The Standard Journal

What to do when it’s too wet to plow

- Polk County Extension Coordinato­r

A few days of sunshine can make a gardener lose his senses. It has rained in the past weeks; but spring is just around the corner. It is hard to resist working the garden.

Here are a few words of advice: DO NOT DO IT! Do not be in such a hurry. First, be sure it is not too wet to plow. If you turn the soil when it is too wet, you will create a lot of hard clods that will take years to get rid of.

That is especially true for our heavier North Georgia clay soils.

So, even though the average last frost dates are getting closer and spring gardening fever is mounting, DO NOT start working the garden soil until you are sure it is ready.

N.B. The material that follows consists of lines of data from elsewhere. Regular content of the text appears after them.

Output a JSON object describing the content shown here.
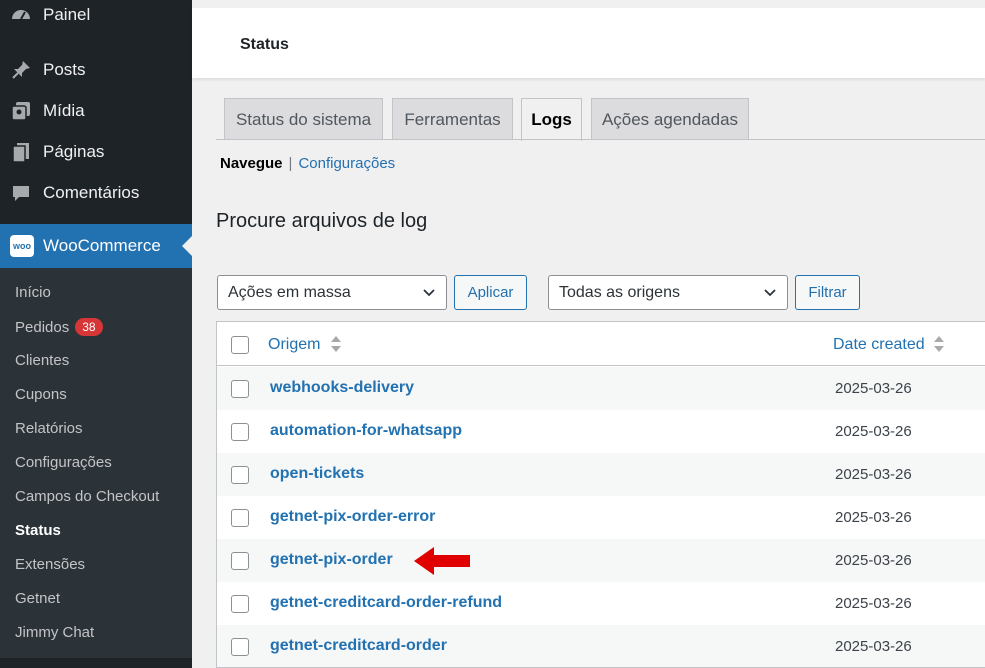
{
  "sidebar": {
    "items": [
      {
        "label": "Painel",
        "icon": "dashboard-icon"
      },
      {
        "label": "Posts",
        "icon": "pin-icon"
      },
      {
        "label": "Mídia",
        "icon": "media-icon"
      },
      {
        "label": "Páginas",
        "icon": "pages-icon"
      },
      {
        "label": "Comentários",
        "icon": "comment-icon"
      }
    ],
    "woocommerce": {
      "label": "WooCommerce",
      "badge": "woo"
    },
    "submenu": [
      {
        "label": "Início"
      },
      {
        "label": "Pedidos",
        "count": "38"
      },
      {
        "label": "Clientes"
      },
      {
        "label": "Cupons"
      },
      {
        "label": "Relatórios"
      },
      {
        "label": "Configurações"
      },
      {
        "label": "Campos do Checkout"
      },
      {
        "label": "Status"
      },
      {
        "label": "Extensões"
      },
      {
        "label": "Getnet"
      },
      {
        "label": "Jimmy Chat"
      }
    ]
  },
  "header": {
    "title": "Status"
  },
  "tabs": [
    {
      "label": "Status do sistema"
    },
    {
      "label": "Ferramentas"
    },
    {
      "label": "Logs"
    },
    {
      "label": "Ações agendadas"
    }
  ],
  "subnav": {
    "current": "Navegue",
    "separator": "|",
    "link": "Configurações"
  },
  "section_title": "Procure arquivos de log",
  "controls": {
    "bulk_select": "Ações em massa",
    "apply_label": "Aplicar",
    "origin_select": "Todas as origens",
    "filter_label": "Filtrar"
  },
  "table": {
    "columns": {
      "origin": "Origem",
      "date": "Date created"
    },
    "rows": [
      {
        "origin": "webhooks-delivery",
        "date": "2025-03-26"
      },
      {
        "origin": "automation-for-whatsapp",
        "date": "2025-03-26"
      },
      {
        "origin": "open-tickets",
        "date": "2025-03-26"
      },
      {
        "origin": "getnet-pix-order-error",
        "date": "2025-03-26"
      },
      {
        "origin": "getnet-pix-order",
        "date": "2025-03-26"
      },
      {
        "origin": "getnet-creditcard-order-refund",
        "date": "2025-03-26"
      },
      {
        "origin": "getnet-creditcard-order",
        "date": "2025-03-26"
      }
    ]
  },
  "colors": {
    "accent": "#2271b1",
    "sidebar_bg": "#1d2327",
    "badge": "#d63638",
    "arrow": "#e00000"
  }
}
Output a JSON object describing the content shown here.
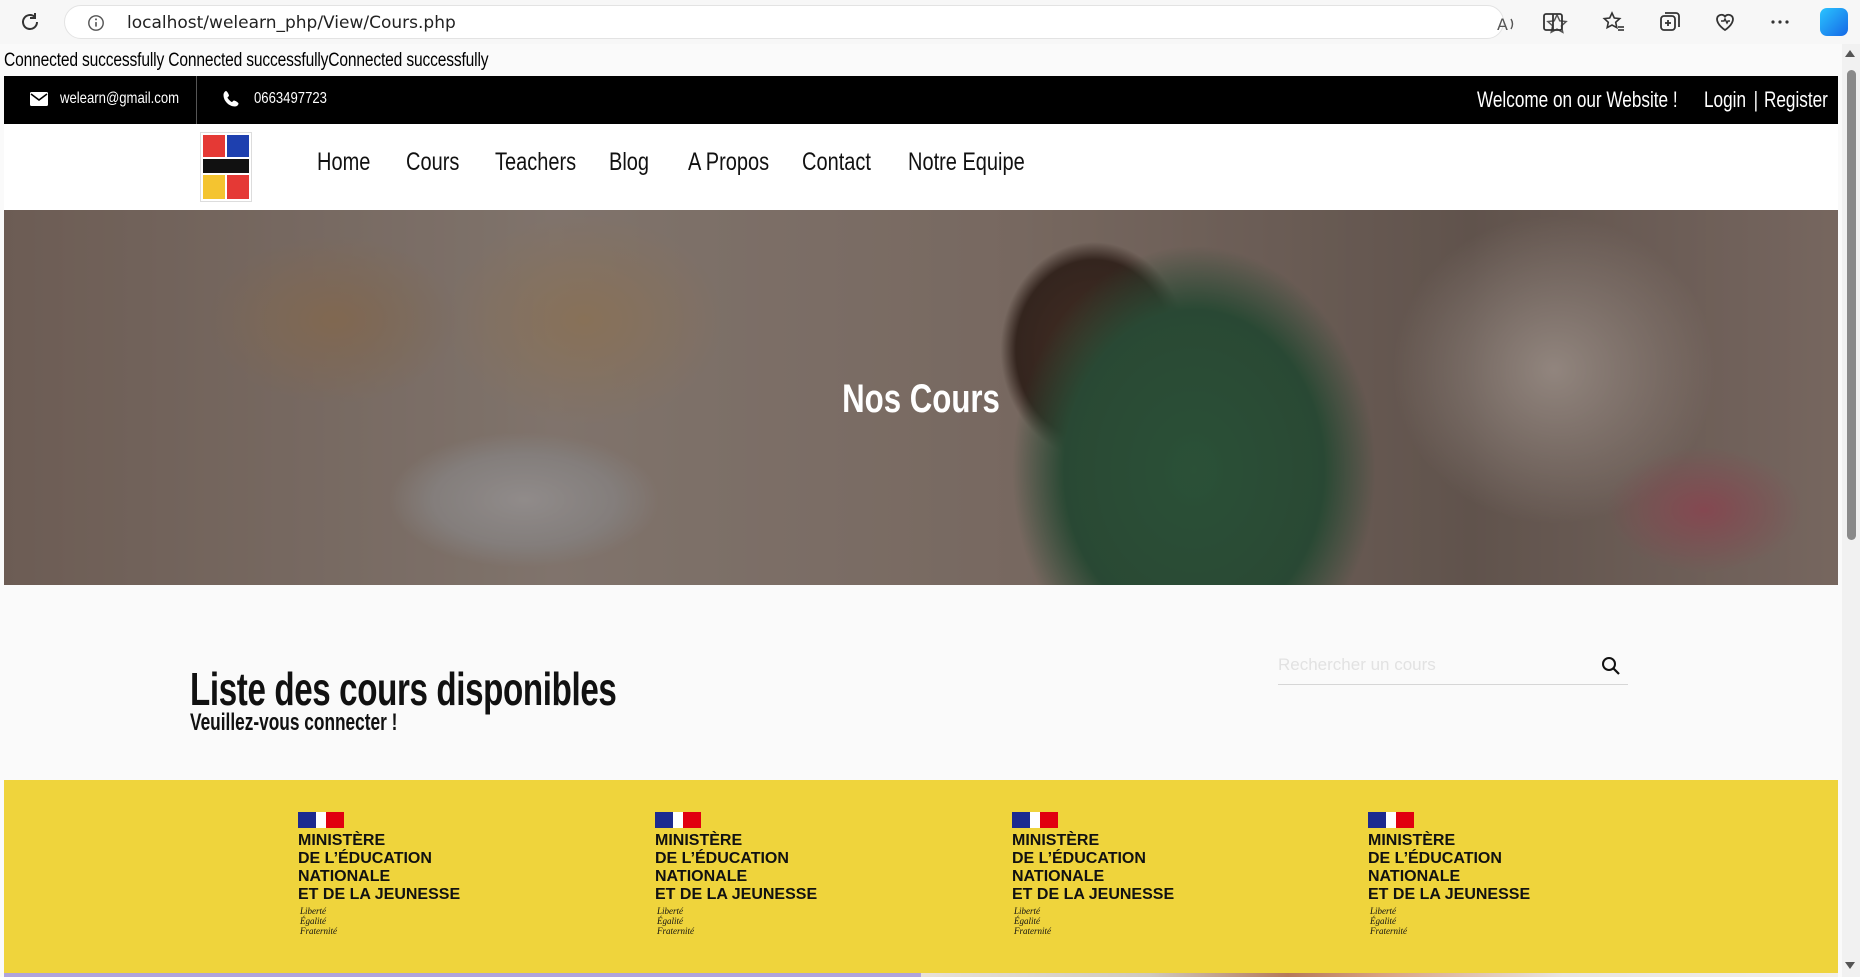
{
  "browser": {
    "url": "localhost/welearn_php/View/Cours.php"
  },
  "debug_text": "Connected successfully Connected successfullyConnected successfully",
  "topbar": {
    "email": "welearn@gmail.com",
    "phone": "0663497723",
    "welcome": "Welcome on our Website !",
    "login": "Login",
    "separator": "|",
    "register": "Register"
  },
  "nav": {
    "items": [
      "Home",
      "Cours",
      "Teachers",
      "Blog",
      "A Propos",
      "Contact",
      "Notre Equipe"
    ]
  },
  "hero": {
    "title": "Nos Cours"
  },
  "courses": {
    "title": "Liste des cours disponibles",
    "subtitle": "Veuillez-vous connecter !",
    "search_placeholder": "Rechercher un cours"
  },
  "ministry": {
    "text": "MINISTÈRE\nDE L’ÉDUCATION\nNATIONALE\nET DE LA JEUNESSE",
    "motto": "Liberté\nÉgalité\nFraternité"
  },
  "colors": {
    "topbar": "#000000",
    "band": "#efd43c",
    "lavender": "#afa4dc"
  }
}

The soil will compact on you. The implements you use to loosen up the soil will do just the opposite; creating hard-glazed clods that water cannot penetrate. It is almost like making rocks.

It will be very hard to break them up later.

You can tell if your garden soil is dry enough to be worked. Just dig down three or four i nches with your hand and squeeze a clod of soil the size of a tennis ball.

Then if you tap it with your finger and it breaks up, it is ready to work.

You can drop it and if it shatters, it is time to begin turning the soil.

If the clod holds together, you had better look at those seed catalogs a little longer before starting this year’s garden.